Le mouvement qui a conduit à l'ouverture du mur de Berlin se divise en deux temps : d'abord, à la fin de l'été 1989, un exode, une fuite couronnée de succès lorsque l'Etat de Hongrie décide de laisser partir pour l'Occident des milliers de citoyens de la République démocratique allemande, aussitôt imitée par l'Etat de Pologne, qui fit transiter en trains plombés plusieurs centaines d'Allemands de l'Est vers l'Allemagne de l'Ouest. Si ces Républiques alliées avec la RDA ont pu ainsi rompre l'accord qui faisait le rideau de fer, ce ne pouvait être sans que l'Etat soviétique l'ait permis.

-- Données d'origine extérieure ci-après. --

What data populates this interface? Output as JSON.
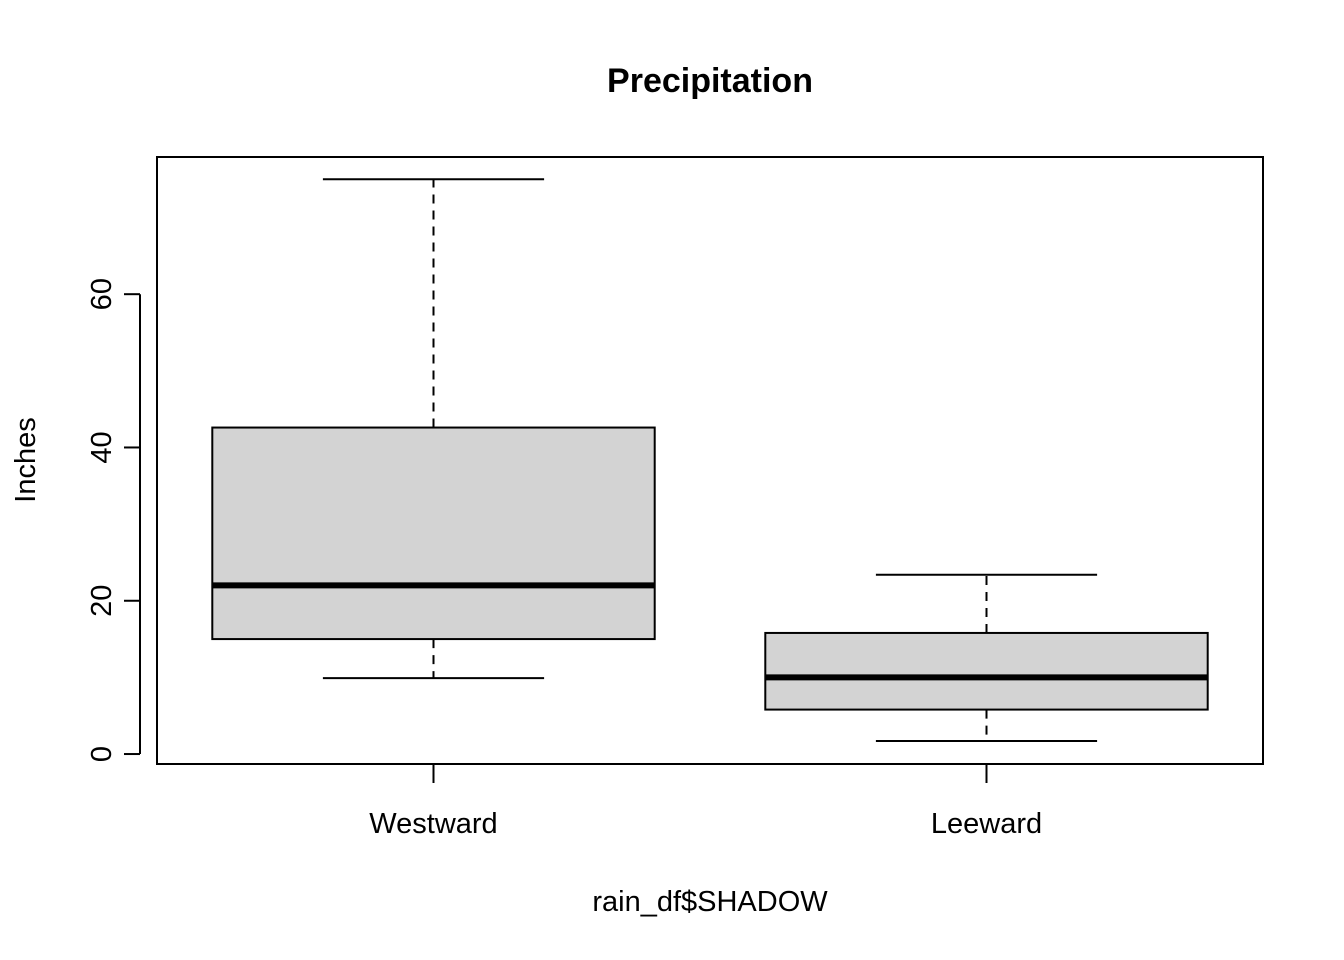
{
  "chart_data": {
    "type": "boxplot",
    "title": "Precipitation",
    "xlabel": "rain_df$SHADOW",
    "ylabel": "Inches",
    "categories": [
      "Westward",
      "Leeward"
    ],
    "boxes": [
      {
        "category": "Westward",
        "whisker_low": 9.9,
        "q1": 15.0,
        "median": 22.0,
        "q3": 42.6,
        "whisker_high": 75.0
      },
      {
        "category": "Leeward",
        "whisker_low": 1.7,
        "q1": 5.8,
        "median": 10.0,
        "q3": 15.8,
        "whisker_high": 23.4
      }
    ],
    "ylim": [
      -1.3,
      77.9
    ],
    "y_ticks": [
      0,
      20,
      40,
      60
    ],
    "grid": false,
    "box_fill": "#d3d3d3",
    "line_color": "#000000"
  }
}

Deuxième temps, à partir du lundi 25 septembre à Leipzig, où plusieurs milliers de personnes commencent à manifester contre le régime à l'intérieur de la RDA même. C'est dans les deux semaines suivantes que se joue le succès du mouvement de rue qui va faire tomber le mur de Berlin. Le 4 et le 5 octobre, des émeutes à Dresde, violemment réprimées, ont encore pour objet la fuite, puisque c'est la gare qu'on tente de prendre d'assaut ; mais le 7 et le 8, à Berlin, des affrontements moins médiatisés ont pour cible la politique et les dirigeants de l'Etat stalinien. Dans les régions staliniennes du monde, la police n'est pas le pilier central de l'Etat, comme dans les démocraties occidentales, mais l'Etat est le pilier principal de la police, et la communication entre administrés et administrateurs est d'abord une affaire de police, et non en dernier ressort comme dans les démocraties occidentales. La discussion a donc tourné autour de la répression d'un mouvement qui naissait, jeune, massif, vivant. Mais la police est-allemande n'était elle-même qu'une succursale de la police soviétique. Et l'URSS de Gorbatchev, venu l'expliquer en personne à Berlin-Est le 9 octobre, n'entend plus soutenir une répression aussi frontale, aussi désastreuse en terme d'image. Et à partir du moment où il ne peut plus utiliser le bras armé qui est sa cervelle depuis l'insurrection du 17 juin 1953, l'Etat est-allemand cesse d'exister.

La manifestation du lundi sur le Ring de Leipzig est maintenant le thermomètre d'un rejet du régime qui va devenir la kermesse où tout le monde se rue, peut-être même devant l'impuissance définitive de l'Etat, d'une manière encore un peu stalinienne : aux 50 000 encore courageux du 9 octobre, succéderont les 100 000 qui n'ont pas eu peur le 16 (et le 18, le premier secrétaire Honecker, partisan de taper quand même, est viré par ses acolytes moins en fin de vie), puis les 300 000 conformistes (au sens Bertolucci) des 23, 30 et 4 novembre. Entre-temps, d'autres manifestations pacifiques ont eu lieu dans toute la RDA, où comme à Leipzig les moutons finissent par étouffer les loups, ainsi à Berlin le 4, où se réunissent un million de protestataires, c'est-à-dire 90 % de la population locale.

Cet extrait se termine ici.